Hurricane Irma Blasts Through Caribbean: Is Climate Change Making The Storm So Strong?

No deaths have been reported so far after 185-mph monster storm Hurricane Irma ripped through the Caribbean Wednesday. The National Weather Service issued an extreme wind warning at 11:14 a.m. AST for Saint John and Saint Thomas, Virgin Islands. As the eyewall of Hurricane Irma speeds across the Caribbean, island residents are in an “extremely dangerous and life-threatening situation.”

Irma’s eyewall is traveling about 20 miles an hour on a path toward Puerto Rico, Cuba, and the Dominican Republic/Haiti. Maximum winds continue at about 185 miles an hour. Irma is an official Category 5 hurricane. According to NASA maps, Irma is now the size of France.

The White House declared a state of emergency for Florida, Puerto Rico, and the U.S. Virgin Islands. South Carolina Governor Henry McMaster also declared an official state of emergency in the state.

The National Hurricane Center projected Wednesday that Irma will strike southern Florida on Sunday, taking a path up the Atlantic coastline. Hurricanes as strong as Irma have been recorded in the Gulf of Mexico, but Miami/Dade County has not seen a storm similar to Irma since Hurricane Andrew in 1992, the New York Times reported.

Florida Governor Rick Scott said “take the announcements seriously” and urged residents to heed evacuation warnings, saying that Irma was more powerful and dangerous than Andrew.

Hurricane Irma Path toward Florida

Puerto Rico is already seeing sea level rises. The last storm to strike the island with the force predicted for Irma was Hurricane San Felipe, which hit Guadeloupe, Puerto Rico, and Florida almost 100 years ago in September of 1928. Weather Channel hurricane specialist Bryan Norcross told the Associated Press that San Felipe killed 2,700 people.

Norcross also recently told the Washington Post that “Florida was not remotely ready” for another hurricane like 1992’s Andrew, which killed 62 people and destroyed 25,000 homes.

Tuesday night, the International Space Station captured mind-blowing video of the huge storm from over 250 miles overhead.

Irma’s force is so strong that equipment meant to measure earthquakes is picking up signals, seismologist Stephen Hicks reported on Twitter.

Tropical Storm Jose is developing in the Atlantic and is about two to three days behind Irma. NOAA predicts the storm will also develop into a hurricane like Irma within 36 to 48 hours.
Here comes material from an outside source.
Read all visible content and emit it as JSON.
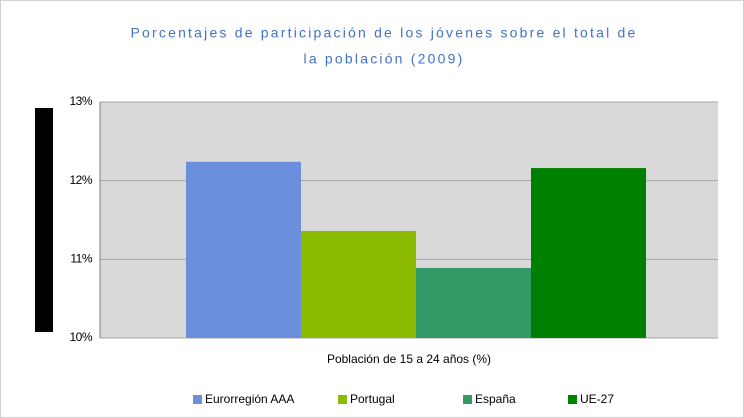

Is climate change to blame? High ocean temperatures create strong hurricanes. Pacific Institute co-founder Dr. Peter Gleick wrote on Twitter that Caribbean water temperatures are very high.

NOAA’s ocean temperature map for September 5 shows extremely hot temperatures in the Caribbean, Gulf of Mexico, and especially near Florida and Cuba.

high ocean temperatures cause hurricanes

Scientists like Bill Nye and billionaires like Richard Branson have taken to social media to inform the public about how climate change makes hurricanes worse.

Houston is still recovering from Harvey with fundraising efforts underway, airlines are price gouging for tickets out of Florida, and gas stations are running short of gas days in advance of Irma’s predicted Sunday landfall in Florida.

In March, before the hurricane and western drought and fire seasons got in full swing, the budget presented by the Trump Administration slated cuts to government agencies involved in weather reporting, fire and forest services, and emergency management — including FEMA — the Washington Post reported August 29.